On retrouve peu d’objets dans l’exposition consacrée aux Cowboys fringants : une guitare de Jean-François Pauzé, une basse de Jérôme Dupras, un accordéon que Marie-Annick Lépine a emprunté à sa grand-mère, un costume de scène de Karl Tremblay. L’œil s’attarde davantage aux personnages façonnés par Valérie Dupras (la sœur de Jérôme) pour le clip de la chanson Plus rien. On sourit devant une maquette du Shack à Hector, apparemment bricolée par un admirateur du groupe.
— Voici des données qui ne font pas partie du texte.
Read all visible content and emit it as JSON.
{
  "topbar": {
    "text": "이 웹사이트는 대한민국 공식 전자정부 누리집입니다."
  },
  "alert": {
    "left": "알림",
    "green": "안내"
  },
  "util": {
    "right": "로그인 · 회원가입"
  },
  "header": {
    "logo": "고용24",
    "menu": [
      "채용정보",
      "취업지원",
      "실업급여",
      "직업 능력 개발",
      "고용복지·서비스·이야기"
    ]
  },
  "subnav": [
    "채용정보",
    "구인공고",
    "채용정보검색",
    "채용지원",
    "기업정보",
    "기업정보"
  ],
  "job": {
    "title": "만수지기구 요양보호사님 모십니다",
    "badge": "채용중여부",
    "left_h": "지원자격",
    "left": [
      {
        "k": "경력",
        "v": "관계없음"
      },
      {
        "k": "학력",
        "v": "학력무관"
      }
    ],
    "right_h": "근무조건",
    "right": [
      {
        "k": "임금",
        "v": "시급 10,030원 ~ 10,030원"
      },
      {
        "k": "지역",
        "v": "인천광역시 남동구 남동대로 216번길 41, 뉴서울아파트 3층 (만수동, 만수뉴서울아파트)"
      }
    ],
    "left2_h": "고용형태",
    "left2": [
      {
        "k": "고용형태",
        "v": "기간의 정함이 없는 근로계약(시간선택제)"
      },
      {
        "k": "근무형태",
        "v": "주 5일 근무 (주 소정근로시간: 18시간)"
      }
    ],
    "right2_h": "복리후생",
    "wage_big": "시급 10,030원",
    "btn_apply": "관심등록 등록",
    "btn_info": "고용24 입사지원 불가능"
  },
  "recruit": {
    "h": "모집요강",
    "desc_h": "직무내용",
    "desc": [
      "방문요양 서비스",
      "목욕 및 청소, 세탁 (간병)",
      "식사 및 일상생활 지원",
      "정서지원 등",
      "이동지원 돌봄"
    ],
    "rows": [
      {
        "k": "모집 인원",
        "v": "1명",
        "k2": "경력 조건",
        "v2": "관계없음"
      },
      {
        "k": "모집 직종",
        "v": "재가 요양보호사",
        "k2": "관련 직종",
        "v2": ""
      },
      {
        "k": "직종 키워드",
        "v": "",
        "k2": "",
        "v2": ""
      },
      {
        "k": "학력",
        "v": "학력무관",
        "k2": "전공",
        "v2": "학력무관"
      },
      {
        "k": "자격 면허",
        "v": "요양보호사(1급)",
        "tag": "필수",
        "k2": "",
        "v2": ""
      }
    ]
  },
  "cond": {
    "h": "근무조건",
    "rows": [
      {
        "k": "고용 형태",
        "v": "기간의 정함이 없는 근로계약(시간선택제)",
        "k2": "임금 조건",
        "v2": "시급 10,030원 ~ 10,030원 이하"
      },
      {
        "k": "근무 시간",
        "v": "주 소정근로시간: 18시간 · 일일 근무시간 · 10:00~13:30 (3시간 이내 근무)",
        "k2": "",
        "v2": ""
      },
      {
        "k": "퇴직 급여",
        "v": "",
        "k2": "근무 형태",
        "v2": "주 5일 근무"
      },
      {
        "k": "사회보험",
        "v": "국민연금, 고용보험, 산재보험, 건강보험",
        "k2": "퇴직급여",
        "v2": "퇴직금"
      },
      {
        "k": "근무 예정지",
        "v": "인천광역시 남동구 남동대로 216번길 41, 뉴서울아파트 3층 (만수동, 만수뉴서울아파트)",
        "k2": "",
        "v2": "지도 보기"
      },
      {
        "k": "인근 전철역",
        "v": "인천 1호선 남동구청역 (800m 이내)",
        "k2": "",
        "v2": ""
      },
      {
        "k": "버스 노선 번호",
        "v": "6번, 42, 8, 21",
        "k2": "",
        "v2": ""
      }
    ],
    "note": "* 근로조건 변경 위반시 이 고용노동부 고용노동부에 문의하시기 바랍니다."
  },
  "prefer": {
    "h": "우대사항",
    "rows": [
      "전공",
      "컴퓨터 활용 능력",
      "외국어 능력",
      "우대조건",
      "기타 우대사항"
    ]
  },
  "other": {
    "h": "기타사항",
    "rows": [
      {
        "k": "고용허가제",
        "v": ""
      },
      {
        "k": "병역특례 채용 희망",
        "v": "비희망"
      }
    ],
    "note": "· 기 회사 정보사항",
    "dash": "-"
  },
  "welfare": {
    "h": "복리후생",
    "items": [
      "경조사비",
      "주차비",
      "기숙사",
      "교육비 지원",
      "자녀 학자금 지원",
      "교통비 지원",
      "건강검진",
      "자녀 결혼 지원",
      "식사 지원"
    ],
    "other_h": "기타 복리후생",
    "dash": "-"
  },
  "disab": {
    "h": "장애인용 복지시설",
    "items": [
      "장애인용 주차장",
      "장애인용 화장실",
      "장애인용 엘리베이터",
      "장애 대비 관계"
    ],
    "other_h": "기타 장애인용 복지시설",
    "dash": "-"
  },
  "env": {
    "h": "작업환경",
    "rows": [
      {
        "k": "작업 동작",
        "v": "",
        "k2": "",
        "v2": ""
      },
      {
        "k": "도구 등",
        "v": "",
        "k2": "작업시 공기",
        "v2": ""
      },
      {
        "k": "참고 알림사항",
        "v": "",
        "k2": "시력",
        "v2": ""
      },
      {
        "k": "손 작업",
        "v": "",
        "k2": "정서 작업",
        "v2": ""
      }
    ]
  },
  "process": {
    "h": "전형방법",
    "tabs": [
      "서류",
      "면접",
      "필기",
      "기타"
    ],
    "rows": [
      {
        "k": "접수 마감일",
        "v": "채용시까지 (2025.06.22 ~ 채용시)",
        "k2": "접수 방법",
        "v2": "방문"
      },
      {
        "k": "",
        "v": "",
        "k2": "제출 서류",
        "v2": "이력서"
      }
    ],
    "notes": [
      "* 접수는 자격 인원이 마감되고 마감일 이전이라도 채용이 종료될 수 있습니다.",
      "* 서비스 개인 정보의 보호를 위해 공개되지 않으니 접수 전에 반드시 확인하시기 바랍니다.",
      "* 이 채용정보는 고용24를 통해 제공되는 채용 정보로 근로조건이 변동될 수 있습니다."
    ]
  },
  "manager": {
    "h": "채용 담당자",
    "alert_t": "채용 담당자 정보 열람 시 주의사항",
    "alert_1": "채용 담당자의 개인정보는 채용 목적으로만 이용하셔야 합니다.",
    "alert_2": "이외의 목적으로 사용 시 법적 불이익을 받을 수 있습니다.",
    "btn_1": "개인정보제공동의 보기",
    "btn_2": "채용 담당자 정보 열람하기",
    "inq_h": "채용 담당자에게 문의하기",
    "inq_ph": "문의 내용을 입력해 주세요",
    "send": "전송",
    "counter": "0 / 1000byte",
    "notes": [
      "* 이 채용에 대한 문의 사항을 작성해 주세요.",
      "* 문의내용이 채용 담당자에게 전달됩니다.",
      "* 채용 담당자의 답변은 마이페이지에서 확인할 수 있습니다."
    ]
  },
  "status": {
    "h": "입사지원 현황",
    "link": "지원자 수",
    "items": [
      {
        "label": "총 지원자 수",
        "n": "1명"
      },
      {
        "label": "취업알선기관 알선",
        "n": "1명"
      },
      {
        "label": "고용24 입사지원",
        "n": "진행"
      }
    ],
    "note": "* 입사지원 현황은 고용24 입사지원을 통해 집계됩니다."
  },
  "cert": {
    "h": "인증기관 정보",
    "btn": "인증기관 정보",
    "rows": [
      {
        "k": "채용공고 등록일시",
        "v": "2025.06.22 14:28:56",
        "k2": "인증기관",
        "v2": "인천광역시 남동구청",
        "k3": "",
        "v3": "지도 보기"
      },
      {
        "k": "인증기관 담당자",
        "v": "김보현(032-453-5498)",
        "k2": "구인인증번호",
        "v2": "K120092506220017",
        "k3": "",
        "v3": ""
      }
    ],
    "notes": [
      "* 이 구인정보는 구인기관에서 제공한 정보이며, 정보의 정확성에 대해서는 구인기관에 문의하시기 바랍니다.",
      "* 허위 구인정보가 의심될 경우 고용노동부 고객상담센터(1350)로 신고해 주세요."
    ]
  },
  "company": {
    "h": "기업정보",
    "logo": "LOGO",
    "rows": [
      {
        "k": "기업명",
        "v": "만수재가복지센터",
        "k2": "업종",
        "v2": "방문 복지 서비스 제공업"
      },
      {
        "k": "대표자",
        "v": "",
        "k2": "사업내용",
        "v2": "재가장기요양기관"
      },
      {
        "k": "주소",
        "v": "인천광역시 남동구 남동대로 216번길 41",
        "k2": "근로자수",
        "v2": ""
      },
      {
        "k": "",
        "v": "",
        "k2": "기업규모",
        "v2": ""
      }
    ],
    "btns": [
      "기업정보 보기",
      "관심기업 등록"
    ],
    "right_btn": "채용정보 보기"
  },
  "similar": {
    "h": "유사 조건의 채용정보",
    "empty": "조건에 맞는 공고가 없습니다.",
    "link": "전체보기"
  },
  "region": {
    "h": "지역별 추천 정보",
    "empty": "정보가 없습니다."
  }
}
Ce qui marque le plus derrière ces vitrines, ce sont toutefois les brouillons des textes de chansons, qui montrent le travail de Jean-François Pauzé. Sur L’hiver approche, entre autres. Ses ratures et ses corrections plongent le visiteur dans l’esprit de l’auteur, dans ce travail de la langue et du sens qui fait que ses mots ont résonné auprès de plusieurs générations au cours des 25 dernières années. Aucun groupe québécois n’a connu une carrière aussi longue et fructueuse que les Cowboys fringants. Aucun n’est plus marquant, en fait, dans l’histoire de la chanson québécoise.

Jusqu’au 2 octobre au Centre d’art Diane-Dufresne, à Repentigny.